Should I be constantly tired when training for a marathon? (Read 2285 times)


    I was also training for a sub-4 marathon earlier this year. I felt the same way you do now feeling tired ALL the time. If I had it to do all over again, I would cut back the overall mileage. I would do more speed work and make sure you get good, quality long runs. I also didn't run much the last two weeks before the marathon to let my legs get fully rested. That paid off in the end. Although I didn't make it under 4, I would have been longer than I was or not been able to run if I had sustained an injury. Keep working hard but make sure you are not just out there going through the motions. DB

    Tougher than most, dumber than the rest. "You can not count the miles until you feel them" TVZ

    I've got a fever...

      Definitely you shouldn't be tired all the time. Are you doing long runs every weekend? You may want to read this post -- I include a long excerpt on marathon training from a book that I have. Check it out...

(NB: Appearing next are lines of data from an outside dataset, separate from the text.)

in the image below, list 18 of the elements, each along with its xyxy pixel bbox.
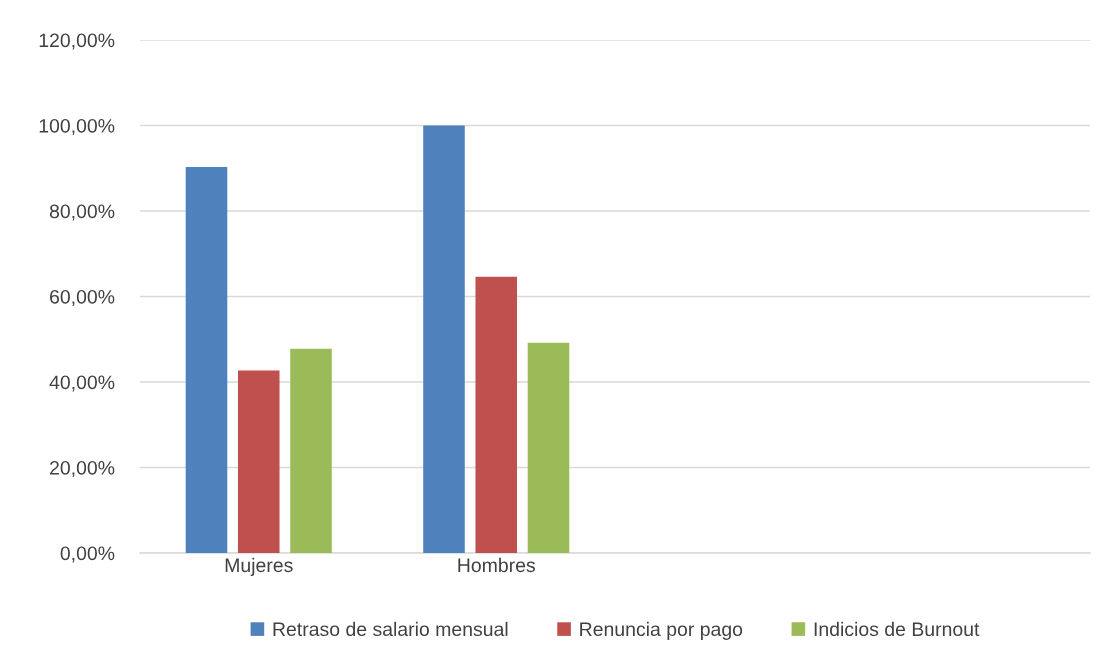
y-tick-label: 0,00% xyxy=(60,546,115,563)
bar xyxy=(475,276,518,553)
legend-label: Indicios de Burnout xyxy=(814,621,980,637)
bar xyxy=(237,370,280,553)
bar xyxy=(185,166,228,553)
y-tick-label: 40,00% xyxy=(49,375,115,392)
x-tick-label: Hombres xyxy=(458,557,535,573)
y-tick-label: 60,00% xyxy=(50,289,115,307)
y-tick-label: 80,00% xyxy=(49,204,115,221)
y-tick-label: 100,00% xyxy=(39,118,115,136)
legend-label: Renuncia por pago xyxy=(580,621,743,640)
legend-label: Retraso de salario mensual xyxy=(273,621,508,637)
bar xyxy=(527,342,570,553)
x-tick-label: Mujeres xyxy=(225,557,293,576)
bar xyxy=(423,125,465,553)
y-tick-label: 120,00% xyxy=(39,33,115,50)
y-tick-label: 20,00% xyxy=(50,460,115,478)
bar xyxy=(290,348,332,553)
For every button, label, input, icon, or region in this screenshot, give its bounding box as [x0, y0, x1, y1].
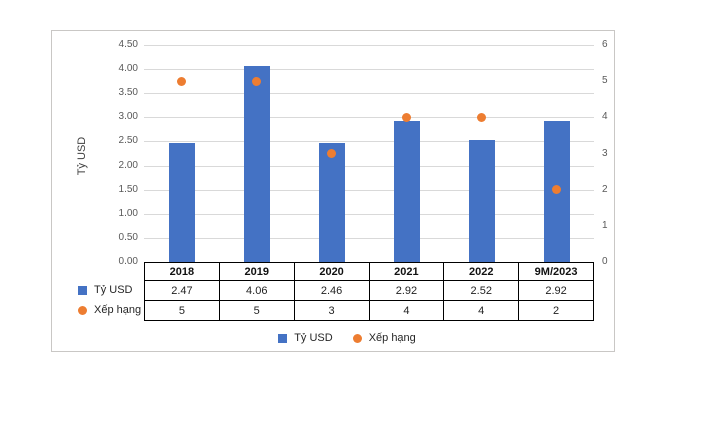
- table-header-2020: 2020: [294, 263, 370, 281]
- series-name: Xếp hạng: [94, 304, 142, 316]
- gridline: [144, 165, 594, 167]
- left-axis-tick: 3.50: [118, 87, 138, 99]
- table-cell-t-usd-2018: 2.47: [145, 281, 220, 301]
- legend-item-x-p-h-ng: Xếp hạng: [352, 332, 416, 344]
- left-axis-tick: 2.00: [118, 159, 138, 171]
- left-axis-tick: 0.50: [118, 231, 138, 243]
- gridline: [144, 141, 594, 143]
- table-cell-t-usd-2020: 2.46: [294, 281, 370, 301]
- legend-circle-icon: [352, 333, 362, 343]
- right-axis-tick: 3: [602, 147, 608, 159]
- gridline: [144, 45, 594, 46]
- table-cell-x-p-h-ng-2019: 5: [219, 301, 295, 321]
- marker-2018: [177, 76, 186, 86]
- left-axis-tick: 4.50: [118, 39, 138, 50]
- right-axis-tick: 0: [602, 256, 608, 267]
- bar-2018: [168, 143, 195, 262]
- table-cell-x-p-h-ng-2018: 5: [145, 301, 220, 321]
- gridline: [144, 93, 594, 95]
- legend-square-icon: [78, 285, 87, 295]
- right-axis-tick: 1: [602, 219, 608, 231]
- table-cell-x-p-h-ng-9m-2023: 2: [519, 301, 594, 321]
- right-axis-tick: 4: [602, 111, 608, 123]
- table-header-2022: 2022: [444, 263, 520, 281]
- left-axis-tick: 0.00: [118, 256, 138, 267]
- marker-2021: [402, 112, 411, 122]
- table-cell-t-usd-2022: 2.52: [444, 281, 520, 301]
- right-axis-tick: 6: [602, 39, 608, 50]
- legend-label: Xếp hạng: [368, 332, 416, 344]
- table-header-2021: 2021: [369, 263, 445, 281]
- table-cell-t-usd-9m-2023: 2.92: [519, 281, 594, 301]
- right-axis-tick: 5: [602, 75, 608, 87]
- legend-label: Tỷ USD: [294, 332, 333, 344]
- table-header-2018: 2018: [145, 263, 220, 281]
- left-axis-tick: 2.50: [118, 135, 138, 147]
- left-axis-tick: 1.00: [118, 207, 138, 219]
- right-axis-tick: 2: [602, 183, 608, 195]
- chart-legend: Tỷ USD Xếp hạng: [127, 330, 567, 346]
- legend-circle-icon: [78, 305, 87, 315]
- table-cell-x-p-h-ng-2022: 4: [444, 301, 520, 321]
- bar-2021: [393, 121, 420, 262]
- marker-9m-2023: [552, 185, 561, 195]
- marker-2020: [327, 149, 336, 158]
- gridline: [144, 117, 594, 119]
- table-row-label-t-usd: Tỷ USD: [78, 280, 133, 300]
- data-table: 2018 2019 2020 2021 2022 9M/2023 2.47 4.06 2.46 2…: [144, 262, 594, 321]
- bar-2022: [468, 140, 495, 262]
- chart-container: Tỷ USD 4.50 4.00 3.50 3.00 2.50 2.00 1.50 1.00 0…: [51, 30, 615, 352]
- series-name: Tỷ USD: [94, 284, 133, 296]
- table-cell-x-p-h-ng-2021: 4: [369, 301, 445, 321]
- legend-square-icon: [278, 333, 288, 343]
- gridline: [144, 189, 594, 191]
- gridline: [144, 69, 594, 71]
- table-cell-t-usd-2021: 2.92: [369, 281, 445, 301]
- marker-2019: [252, 76, 261, 86]
- table-header-9m-2023: 9M/2023: [519, 263, 594, 281]
- table-cell-x-p-h-ng-2020: 3: [294, 301, 370, 321]
- gridline: [144, 213, 594, 215]
- table-row-label-x-p-h-ng: Xếp hạng: [78, 300, 141, 320]
- left-axis-tick: 1.50: [118, 183, 138, 195]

      On your deathbed, you won't wish that you'd spent more time at the office.  But you will wish that you'd spent more time running.  Because if you had, you wouldn't be on your deathbed.

        Derek, Just to reinforce what's already been said. You can cut back on your mileage significantly and still run a sub-4 marathon. I am not fast, never trained like you are doing now, and have gone sub-4 on 2 of my 3 marathons (my first I ran just to finish). In training for my first marathon, I, too, ran way too much (even doing a 26 miler just before the taper) - looking back, I know I would never do that again. FWIW I used the Runners World "intermediate" with no problems www.runnersworld.com/article/0,7120,s6-238-244-255-6946-0,00.html. Good luck! Kenny D
          There's a wealth of great advice here already, and I'm no expert, but wanted to throw a couple things out there. When I asked about using the Pfitz plan and scaling it down some, you recommended that I just trim out the recovery runs. I'm thinking if you did that - it would put you right in the 40mpw neighborhood that were looking for and not have to change plans. Whether you dropped the speedwork or not could be a decision you could make based on feel on a week by week basis. The other things I've noticed (reading your blog) is that you were recently (1.5-2 weeks ago?) so sick that you couldn't run for a day or two, immediately followed by a business trip where you were having trouble with the heat and humidity. I'm not saying those things are all to blame, but I suspect they laid the groundwork for you to start feeling the way you do. I also noticed that your posts in your blog and running log were very positive right up until you got sick. Just sayin'. No matter what you decide, I know you will do well in Chicago, Derek!

          When it’s all said and done, will you have said more than you’ve done?

            Your post caught my eye. Here are my two cents. Part of acheiving is pushing as close to the breaking point without breaking. Do do so, you need good judgement and you need to know and listen to your body. When I am pushing up the miles I am exhausted. My legs feel like rods and it is tough. That feeling is your legs turning to steel. I try to increase miles for 2 weeks straight and then drop by 5-10% on the third week. After that, go up again above the previous high. Concerning speed work, don't worry about anything but tempo runs. To break 4 hours you don't need speed, just as many miles under your belt as you can muster without snapping. Good luck.

            Gotta Flee Em All

              Part of acheiving is pushing as close to the breaking point without breaking.
              Yes. That is part of it. But the other critical part is rest. Without rest, your body never recovers from the pushing. And you break down. With rest, your body does recover, and then builds from all the pushing.